П. В. (Липецкой, продолжая диалог): — Оно вам к лицу.


— Очень. Мне вообще английские вещи идут.


— Кому они не идут. Они всем идут. Мне безумно хочется что-нибудь себе сшить. Просто никогда так не хотелось. Но как это? Пока что я думаю, не сшить ли себе зимнее пальто. У меня лежит пальто мужа. Ничего, конечно, из этого не выйдет.


— Я рассчитываю сегодня получить хлеб. Еду на концерт на хлебозавод. Вот как стоит вопрос. Тогда еще что-нибудь себе сделаю.


— Что это такое?


— Пять яиц.


— Какая прелесть. Откуда это? Подарок?


— Подарили. У меня тут еще подарок.


— Я сейчас тут одинока. Мой поклонник на фронте. Так что... Ничего, пока что я себе буду заказывать муфту и капор.


— Тоже вещь.


— В общем. Отвлеченно. Кстати, надо это засунуть, чтобы не забыть. (Перекладывает хлеб.)


О.: — Вы, я вижу, умудряетесь сохранить хлеб на вечер.


— Это я для мамы сохраняю. У меня мама теперь голодает. Так что я занимаюсь тем, что непременно должна ей приносить. Иначе скандал получается.


Между П. В. и Липецкой идет классический женский разговор: портниха, наряды. Но осуществляется он в необычайной, невероятной (блокадной) ситуации. И ситуация сообщает репликам совсем особые вторые смыслы и подводные темы. На вопрос, сколько обошлось платье, Липецкая с восторгом отвечает: «дорого,дорого». Вопрос открывает перед ней широчайшие возможности самоутверждения. Осуществляется оно не столько в женском плане, столько в профессиональном. Все эти женские блага — платье, чулки, духи — оплачены хлебом, а хлеб, в свою очередь, цена ее актерского успеха. У ситуации своя, невиданная мера ценностей. Переводится она на язык самого прямого и простодушного хвастовства своими успехами и их материальным результатом.

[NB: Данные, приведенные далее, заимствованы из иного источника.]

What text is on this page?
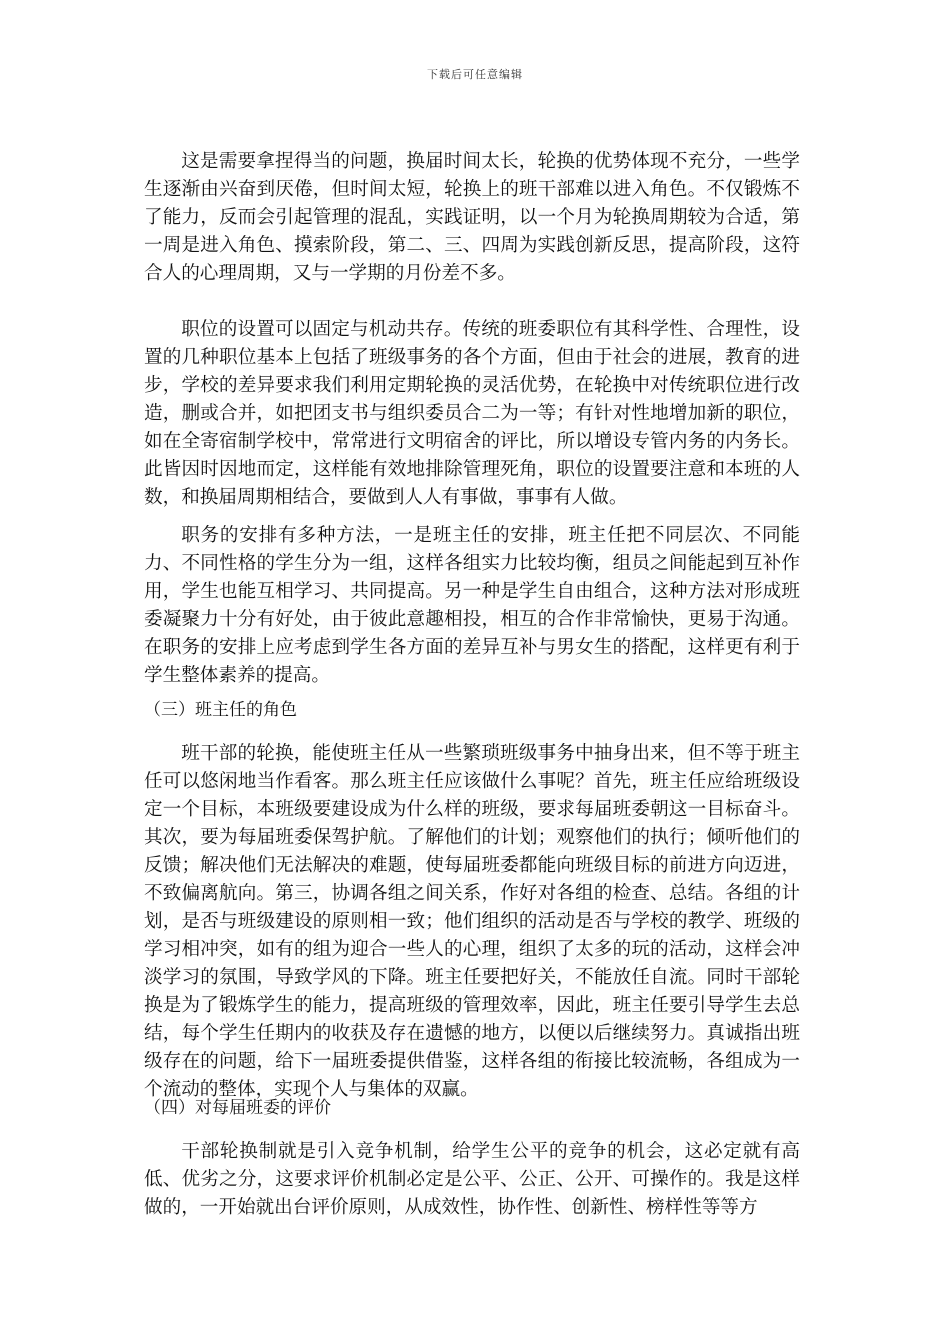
下载后可任意编辑

这是需要拿捏得当的问题，换届时间太长，轮换的优势体现不充分，一些学生逐渐由兴奋到厌倦，但时间太短，轮换上的班干部难以进入角色。不仅锻炼不了能力，反而会引起管理的混乱，实践证明，以一个月为轮换周期较为合适，第一周是进入角色、摸索阶段，第二、三、四周为实践创新反思，提高阶段，这符合人的心理周期，又与一学期的月份差不多。

职位的设置可以固定与机动共存。传统的班委职位有其科学性、合理性，设置的几种职位基本上包括了班级事务的各个方面，但由于社会的进展，教育的进步，学校的差异要求我们利用定期轮换的灵活优势，在轮换中对传统职位进行改造，删或合并，如把团支书与组织委员合二为一等；有针对性地增加新的职位，如在全寄宿制学校中，常常进行文明宿舍的评比，所以增设专管内务的内务长。此皆因时因地而定，这样能有效地排除管理死角，职位的设置要注意和本班的人数，和换届周期相结合，要做到人人有事做，事事有人做。

职务的安排有多种方法，一是班主任的安排，班主任把不同层次、不同能力、不同性格的学生分为一组，这样各组实力比较均衡，组员之间能起到互补作用，学生也能互相学习、共同提高。另一种是学生自由组合，这种方法对形成班委凝聚力十分有好处，由于彼此意趣相投，相互的合作非常愉快，更易于沟通。在职务的安排上应考虑到学生各方面的差异互补与男女生的搭配，这样更有利于学生整体素养的提高。

（三）班主任的角色

班干部的轮换，能使班主任从一些繁琐班级事务中抽身出来，但不等于班主任可以悠闲地当作看客。那么班主任应该做什么事呢？首先，班主任应给班级设定一个目标，本班级要建设成为什么样的班级，要求每届班委朝这一目标奋斗。其次，要为每届班委保驾护航。了解他们的计划；观察他们的执行；倾听他们的反馈；解决他们无法解决的难题，使每届班委都能向班级目标的前进方向迈进，不致偏离航向。第三，协调各组之间关系，作好对各组的检查、总结。各组的计划，是否与班级建设的原则相一致；他们组织的活动是否与学校的教学、班级的学习相冲突，如有的组为迎合一些人的心理，组织了太多的玩的活动，这样会冲淡学习的氛围，导致学风的下降。班主任要把好关，不能放任自流。同时干部轮换是为了锻炼学生的能力，提高班级的管理效率，因此，班主任要引导学生去总结，每个学生任期内的收获及存在遗憾的地方，以便以后继续努力。真诚指出班级存在的问题，给下一届班委提供借鉴，这样各组的衔接比较流畅，各组成为一个流动的整体，实现个人与集体的双赢。

（四）对每届班委的评价

干部轮换制就是引入竞争机制，给学生公平的竞争的机会，这必定就有高低、优劣之分，这要求评价机制必定是公平、公正、公开、可操作的。我是这样做的，一开始就出台评价原则，从成效性，协作性、创新性、榜样性等等方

Для П. В. это тоже не просто разговор о тряпках. Сейчас сшить себе платье — это прикоснуться к нормальной человеческой жизни. Это забыться, вроде как бы напиться или затанцеваться до одури. Именно потому «безумно хочется» и «никогда так не хотелось». Но все это ей не по силам, даже сшить пальто из пальто мужа. «Ничего, ничего из этого не выйдет» — ламентация по этому поводу и по поводу того, что мать голодная и надо ее кормить из своего пайка. Но по мере того, как продолжается разговор о хлебных перспективах Липецкой, о пяти яйцах, полученных в подарок, и проч., у П. В. возникает потребность сопротивления — оказывается, она тоже могла бы побеждать обстоятельства, только не профессиональным способом, а женским (поклонник на фронте). Пока что в противовес она выдвигает муфту и капор. И Липецкая, благодушная в своем торжестве, снисходительно подтверждает: «тоже вещь».


(Входит Ярцев.)


Липецкая: — Я сегодня купила себе духи. Те я разбила. Слушала Седьмую симфонию и разбила.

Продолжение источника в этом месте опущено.